Serta ayat (2),“Pendidikan nasional adalah pendidikan yang berdasarkan Pancasila dan Undang-Undang Dasar Negara Republik Indonesia Tahun 1945 yang berakoar pada nilai-nilai agama, kebudayaan nasional Indonesia dan tanggap terhadap tuntutan perubahan zaman.”
Mencermati Peta Jalan Pendidikan Indonesia 2020-2021, terdapat visi yang tak mencantumkan frasa agama, selain iman dan takwa.
Visi PJPI 2035 dalam draf yang berkembang ialah, "Membangun rakyat Indonesia untuk menjadi pembelajar seumur hidup yang unggul, terus berkembang, sejahtera, dan berakhlak mulia dengan menumbuhkan nilai-nilai budaya Indonesia dan Pancasila".
Pertanyaaanya, bila frasa “nilai-nilai budaya” masuk bahkan mendahului kata Pancasila, kenapa nilai-nilai agama yang terang tercantum dalam Pasal 31 UUD 1945 justru terlewatkan? Di bagian visi ini memang dimasukkan kata akhlak mulia tetapi tidaklah cukup mewakili.
Kami memberi masukan langsung kepada Mendikbud dan rombongan pada 17 September 2020 di Yogyakarta yang disambut positif untuk revisi.
Merujuk Pasal 31 UUD 1945 dan UU Sisdiknas 2003 revisi Visi Pendidikan Indonesia 2035 dapat berbunyi, "Membangun rakyat Indonesia untuk menjadi pembelajar seumur hidup yang beriman, bertakwa, berakhlak mulia, cerdas, unggul, sejahtera, dan terus berkembang dengan menumbuhkan nilai-nilai agama, Pancasila, dan budaya Indonesia".
Moderat-konstitusional
Pandangan soal pentingnya agama memperoleh tempat penting dalam bernegara, termasuk pendidikan, jangan dinilai sebagai pola pikir eksklusif dan primordial atau dogmatis.
Pandangan tersebut selain secara filosofis dan sosio-historis melekat dengan Pancasila dan kebudayaan bangsa, secara yuridis memiliki pijakan konstitusional yang kuat pada Pasal 29 dan Pasal 31 UUD 1945 serta UU Sisdiknas No 20 tahun 2003.

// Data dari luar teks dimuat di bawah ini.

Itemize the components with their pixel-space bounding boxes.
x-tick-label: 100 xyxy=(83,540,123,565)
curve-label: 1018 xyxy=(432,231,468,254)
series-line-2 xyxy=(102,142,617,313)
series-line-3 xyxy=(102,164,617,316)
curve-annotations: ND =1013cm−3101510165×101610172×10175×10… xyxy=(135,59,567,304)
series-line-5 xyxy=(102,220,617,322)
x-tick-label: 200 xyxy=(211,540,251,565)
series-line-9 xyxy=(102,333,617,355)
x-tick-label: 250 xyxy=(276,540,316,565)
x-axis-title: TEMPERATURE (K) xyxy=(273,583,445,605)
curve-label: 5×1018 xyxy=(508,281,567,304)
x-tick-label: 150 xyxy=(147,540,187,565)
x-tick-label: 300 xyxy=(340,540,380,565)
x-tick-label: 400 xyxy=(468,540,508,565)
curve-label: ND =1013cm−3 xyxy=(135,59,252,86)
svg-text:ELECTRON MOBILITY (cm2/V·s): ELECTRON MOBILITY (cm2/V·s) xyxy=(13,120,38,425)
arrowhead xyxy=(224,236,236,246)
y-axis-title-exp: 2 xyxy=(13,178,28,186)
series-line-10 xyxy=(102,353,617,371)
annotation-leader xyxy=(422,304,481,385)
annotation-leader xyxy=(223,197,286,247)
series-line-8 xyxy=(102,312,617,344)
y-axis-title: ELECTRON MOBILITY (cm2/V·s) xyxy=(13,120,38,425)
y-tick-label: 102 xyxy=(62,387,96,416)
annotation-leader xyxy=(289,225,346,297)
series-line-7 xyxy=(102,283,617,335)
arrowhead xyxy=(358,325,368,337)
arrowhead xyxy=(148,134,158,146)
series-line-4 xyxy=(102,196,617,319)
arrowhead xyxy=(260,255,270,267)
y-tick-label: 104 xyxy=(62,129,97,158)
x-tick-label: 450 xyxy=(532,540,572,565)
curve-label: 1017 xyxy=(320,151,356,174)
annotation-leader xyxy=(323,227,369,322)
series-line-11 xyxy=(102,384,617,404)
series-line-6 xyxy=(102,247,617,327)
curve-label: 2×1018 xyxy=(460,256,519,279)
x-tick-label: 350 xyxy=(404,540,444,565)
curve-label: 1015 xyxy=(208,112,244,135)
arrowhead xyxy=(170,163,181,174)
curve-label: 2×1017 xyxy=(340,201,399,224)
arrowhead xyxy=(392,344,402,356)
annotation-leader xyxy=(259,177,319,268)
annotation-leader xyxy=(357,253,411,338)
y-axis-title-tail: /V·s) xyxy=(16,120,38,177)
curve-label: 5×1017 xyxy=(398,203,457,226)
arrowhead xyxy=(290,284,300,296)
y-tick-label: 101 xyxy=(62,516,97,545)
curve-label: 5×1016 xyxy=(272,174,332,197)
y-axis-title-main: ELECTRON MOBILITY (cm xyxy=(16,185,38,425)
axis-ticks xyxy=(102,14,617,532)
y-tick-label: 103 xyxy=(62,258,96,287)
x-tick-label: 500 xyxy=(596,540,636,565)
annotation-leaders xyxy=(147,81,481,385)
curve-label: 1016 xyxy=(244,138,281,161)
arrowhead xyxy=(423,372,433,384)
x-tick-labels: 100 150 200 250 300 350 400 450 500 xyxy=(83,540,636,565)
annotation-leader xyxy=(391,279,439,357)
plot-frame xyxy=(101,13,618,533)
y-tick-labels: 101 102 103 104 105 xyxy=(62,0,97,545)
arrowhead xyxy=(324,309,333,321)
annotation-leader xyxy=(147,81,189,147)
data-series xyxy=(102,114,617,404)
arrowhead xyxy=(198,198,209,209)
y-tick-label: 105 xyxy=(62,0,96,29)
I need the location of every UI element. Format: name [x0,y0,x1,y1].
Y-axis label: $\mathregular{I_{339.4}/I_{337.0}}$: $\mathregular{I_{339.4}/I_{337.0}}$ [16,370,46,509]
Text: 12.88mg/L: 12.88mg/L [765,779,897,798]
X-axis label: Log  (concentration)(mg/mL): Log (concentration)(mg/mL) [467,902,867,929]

Keberadaan NKRI dengan Pancasila, UUD 1945, dan kebinekaan merupakan hasil kesepakatan nasional yang didukung umat beragama, lebih khusus umat Islam. Negara dan seluruh institusinya penting untuk saksama dalam setiap mengambil kebijakan terkait agama.
Hindari ketergesaan, reduksi, serta pandangan sekuler dan monolitik agar tidak terjadi kontroversi. Umat bergama penting untuk arif-bijaksana, cerdas, serta menjadi suri teladan menempatkan agama secara moderat dan konstitusional dalam kehidupan bernegara.
Masyarakat dan elite Indonesia juga harus moderat-konstitusional dalam bernegara serta tidak memandang agama dan umat beragama dengan kacamata sekuler, agnostik, dan fobia.
Perilaku ekstrem, teror, intoleransi, kekerasan, dan penyimpangan dapat dilakukan siapapaun di negeri ini. Bila terdapat masalah antarpihak lakukan dialog dan musyawarah untuk mencari titik temu, serta hindari politisasi yang menjauhkan masalah dari solusi.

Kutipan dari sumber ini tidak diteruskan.